Dr. Smith said he initially had no reason to think that Mr. Hyman wasn’t acting in the best interest of the government.
However, the commission noted that during recent arbitration between BVI Airways and the government, the arbitrator stated based on pieces of 2014 correspondence that Dr. Smith “could only have thought that Mr. Hyman was with the airline, not the government, or at most a go-between,” Mr. Rawat quoted.
‘A hope’
The COI’s next potential criticism suggested that government failed to adopt or even “properly consider” the amendments made by the attorney general in draft agreements that would have more strongly protected government’s interest in the venture.
However, Dr. Smith claimed in his written response that his government was acting in “good faith and expected the operator parties to do the
same.”
Finally, the COI suggested the criticism that Dr. Smith, as minister of finance, authorised the $7.2 million in payments without any guarantee of performance by BVI Airways and before the airline was authorised to fly.

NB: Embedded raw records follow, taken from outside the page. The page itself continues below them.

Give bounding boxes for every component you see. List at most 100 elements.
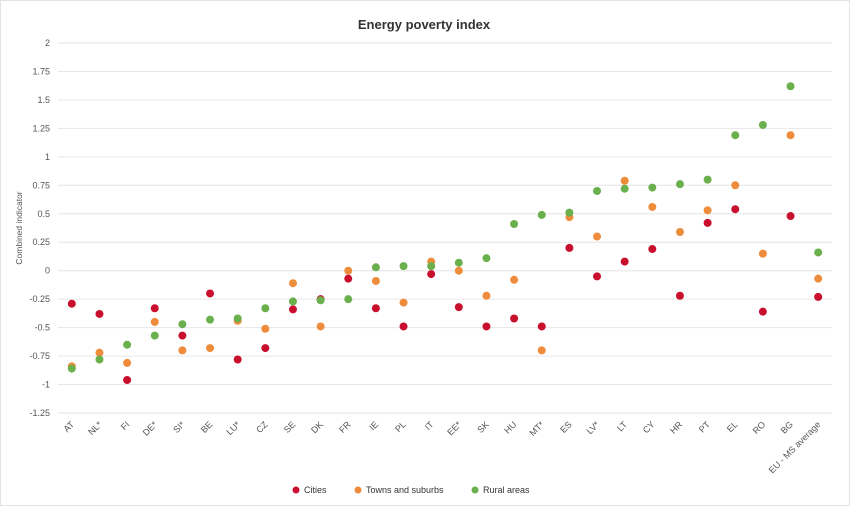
data-point[interactable] [703, 218, 712, 227]
data-point[interactable] [593, 187, 602, 195]
data-point[interactable] [758, 120, 767, 129]
data-point[interactable] [178, 346, 187, 355]
legend-item[interactable]: Towns and suburbs [354, 485, 445, 495]
data-point[interactable] [150, 317, 159, 326]
data-point[interactable] [399, 262, 408, 271]
data-point[interactable] [95, 355, 104, 364]
data-point[interactable] [814, 248, 823, 257]
data-point[interactable] [150, 304, 159, 313]
x-tick-label: ES [558, 419, 574, 435]
legend[interactable]: Cities Towns and suburbs Rural areas [292, 485, 531, 495]
data-point[interactable] [537, 210, 546, 219]
x-tick-label: EE* [445, 419, 463, 437]
data-point[interactable] [288, 279, 297, 288]
data-point[interactable] [399, 298, 408, 307]
data-point[interactable] [565, 243, 574, 252]
data-point[interactable] [510, 314, 519, 323]
data-point[interactable] [675, 291, 684, 300]
data-point[interactable] [95, 309, 104, 318]
data-point[interactable] [316, 322, 325, 331]
data-point[interactable] [261, 324, 270, 333]
x-tick-label: LT [615, 419, 629, 433]
data-point[interactable] [150, 331, 159, 340]
data-point[interactable] [206, 344, 215, 353]
data-point[interactable] [731, 131, 740, 140]
data-point[interactable] [786, 212, 795, 221]
data-point[interactable] [344, 295, 353, 304]
data-point[interactable] [67, 364, 76, 373]
data-point[interactable] [67, 299, 76, 308]
data-point[interactable] [786, 82, 795, 91]
data-point[interactable] [371, 263, 380, 272]
legend-item[interactable]: Cities [292, 485, 328, 495]
data-point[interactable] [593, 272, 602, 281]
legend-item[interactable]: Rural areas [471, 485, 531, 495]
data-point[interactable] [482, 322, 491, 331]
y-tick-label: 0.5 [37, 209, 50, 219]
data-point[interactable] [123, 375, 132, 384]
data-point[interactable] [620, 176, 629, 185]
data-point[interactable] [233, 314, 242, 323]
data-point[interactable] [648, 183, 657, 192]
data-point[interactable] [454, 266, 463, 275]
data-point[interactable] [371, 304, 380, 313]
y-tick-label: -0.5 [34, 323, 50, 333]
data-point[interactable] [427, 270, 436, 279]
data-point[interactable] [371, 276, 380, 285]
data-point[interactable] [427, 262, 436, 271]
data-point[interactable] [510, 220, 519, 229]
x-tick-label: SI* [171, 419, 187, 435]
data-point[interactable] [620, 257, 629, 266]
data-point[interactable] [482, 254, 491, 263]
data-point[interactable] [288, 297, 297, 306]
data-point[interactable] [206, 289, 215, 298]
data-point[interactable] [814, 292, 823, 301]
data-point[interactable] [95, 348, 104, 357]
x-tick-label: MT* [527, 419, 546, 438]
chart-title: Energy poverty index [358, 17, 491, 32]
data-point[interactable] [565, 208, 574, 217]
data-point[interactable] [344, 274, 353, 283]
data-point[interactable] [288, 305, 297, 314]
data-point[interactable] [206, 315, 215, 324]
data-point[interactable] [261, 344, 270, 353]
data-point[interactable] [758, 249, 767, 258]
data-point[interactable] [703, 206, 712, 215]
data-point[interactable] [178, 320, 187, 329]
data-point[interactable] [675, 227, 684, 236]
x-tick-label: HU [502, 419, 518, 435]
y-tick-label: 1.75 [32, 66, 50, 76]
data-points [67, 82, 823, 384]
x-tick-label: LU* [224, 419, 242, 437]
data-point[interactable] [261, 304, 270, 313]
y-tick-label: 1.5 [37, 95, 50, 105]
data-point[interactable] [454, 303, 463, 312]
data-point[interactable] [399, 322, 408, 331]
data-point[interactable] [675, 180, 684, 189]
data-point[interactable] [454, 258, 463, 267]
data-point[interactable] [620, 184, 629, 193]
data-point[interactable] [123, 340, 132, 349]
data-point[interactable] [233, 355, 242, 364]
y-tick-label: 0 [45, 266, 50, 276]
data-point[interactable] [316, 296, 325, 305]
data-point[interactable] [758, 307, 767, 316]
data-point[interactable] [731, 181, 740, 190]
data-point[interactable] [178, 331, 187, 340]
data-point[interactable] [703, 175, 712, 184]
data-point[interactable] [344, 266, 353, 275]
data-point[interactable] [648, 245, 657, 254]
legend-label: Rural areas [483, 485, 530, 495]
data-point[interactable] [648, 202, 657, 211]
y-tick-label: 2 [45, 38, 50, 48]
data-point[interactable] [814, 274, 823, 283]
data-point[interactable] [482, 291, 491, 300]
data-point[interactable] [537, 346, 546, 355]
data-point[interactable] [123, 358, 132, 367]
data-point[interactable] [510, 275, 519, 284]
data-point[interactable] [593, 232, 602, 241]
data-point[interactable] [786, 131, 795, 140]
x-tick-label: BE [199, 419, 215, 435]
data-point[interactable] [537, 322, 546, 331]
data-point[interactable] [731, 205, 740, 214]
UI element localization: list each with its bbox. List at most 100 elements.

But both the former premier and former financial secretary maintained that their priority was to implement an effective direct airlift between
the VI and Miami.
Because the territory had failed to secure a letter of credit required by the BVI Airways deal, they said they thought the payments would help move the process along.
However, Commissioner Sir Gary Hickinbottom suggested that in the absence of any written agreement, that was merely “a hope.”
‘An expectation’
Dr. Smith responded that it was “an expectation based on the agreement that we had before that they would provide service once we made the first contribution.”